後戻り防止と双方向探索
後戻り防止の効果
1ステップ毎の後者を1つ排除できる。ステップ数が多くなるほど効果が大きくなる。後者が少ないときに特に効果的。
例:
後者数 | 状態空間 | 倍率 |
2^8 | 256 | − |
3^8 | 6561 | 25.6 |
4^8 | 65536 | 10.0 |
5^8 | 390625 | 6.0 |
双方向探索の効果
ステップ数を最大で半減できる。これもステップ数が多いほど効果が大きくなるが、メモリを多く消費するようになるのが欠点。メモリ消費の倍率の1/2ほど探索する状態空間を削減できる。双方向探索のうち片方はメモリに蓄える必要があるので、そちらに幅優先探索を用いることで、後戻り防止だけでなく、重複する状態に到達する手を全て刈り取ることができる。
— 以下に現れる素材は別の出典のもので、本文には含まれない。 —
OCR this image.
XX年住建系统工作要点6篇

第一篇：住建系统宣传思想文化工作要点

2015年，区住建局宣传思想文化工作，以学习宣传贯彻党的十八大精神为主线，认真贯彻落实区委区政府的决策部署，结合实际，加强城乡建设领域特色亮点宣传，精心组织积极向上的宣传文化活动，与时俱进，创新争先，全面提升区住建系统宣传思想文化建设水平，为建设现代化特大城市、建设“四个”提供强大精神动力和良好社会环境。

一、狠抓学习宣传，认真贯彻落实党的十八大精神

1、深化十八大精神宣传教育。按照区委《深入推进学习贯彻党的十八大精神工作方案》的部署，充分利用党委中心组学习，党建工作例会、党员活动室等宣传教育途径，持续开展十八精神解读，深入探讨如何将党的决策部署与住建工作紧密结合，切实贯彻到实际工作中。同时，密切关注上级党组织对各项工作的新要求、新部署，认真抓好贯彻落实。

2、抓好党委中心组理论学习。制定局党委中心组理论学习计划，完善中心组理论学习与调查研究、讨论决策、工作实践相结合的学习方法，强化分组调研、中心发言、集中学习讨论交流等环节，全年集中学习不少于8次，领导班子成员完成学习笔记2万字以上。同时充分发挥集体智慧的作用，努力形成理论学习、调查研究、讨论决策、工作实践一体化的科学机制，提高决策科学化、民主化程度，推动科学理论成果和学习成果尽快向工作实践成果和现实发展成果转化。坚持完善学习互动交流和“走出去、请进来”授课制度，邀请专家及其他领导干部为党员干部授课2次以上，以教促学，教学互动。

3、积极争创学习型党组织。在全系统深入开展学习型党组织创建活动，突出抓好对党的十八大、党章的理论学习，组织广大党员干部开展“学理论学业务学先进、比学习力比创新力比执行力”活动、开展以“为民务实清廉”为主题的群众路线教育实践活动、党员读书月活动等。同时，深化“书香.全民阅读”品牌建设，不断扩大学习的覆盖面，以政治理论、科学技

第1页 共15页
両方組み合わせると、大雑把な試算で次のような改善が期待できる。
例:24パズルの解の存在判定 平均後者数:3.2 最大手:8 反復深化のみ 3.2^8 = 10995.12 双方向探索(反復深化+後戻り防止)×(幅優先探索+重複防止) 2.2^4 = 23.4256 23.4*2 = 46.8 改善率:235倍 参考:転倒数の計上のステップ数:24*23/2 = 276
効果はかなり大きい。もっとも、解の判定だけなら転倒数を数えた方がよほど楽だ^^; そんな結論だと残念なので8パズルを解く場合を考える。M.hiroi(パズルに挑戦!)によれば、変形版ではあるが30手が最大なので、その手数で試算すると、
8パズルの解 平均後者数:2.56 反復深化のみ 2.56^30 = 1.766846e12 双方向探索(反復深化+後戻り防止)×(幅優先探索+重複防止) 1.56^15 = 788.6215 800*2 = 1600 改善率:1.125e9倍
となり、反復深化のみでは解くことがまず不可能なレベルの問題が、現実的なコストで解けるようになることがわかる。今回は面倒なので実装はしない(’’
さらなる改良
15パズルになると、これでも大変なので、下限値枝刈り法を用いると良いと思われる。それ以上の問題では、さらに後者関数の数と手順数が増えるので、このような基本戦略が総当たりでの探索は難しい。最短経路探索はあきらめ、問題を分割して考えないと手に負えないだろう。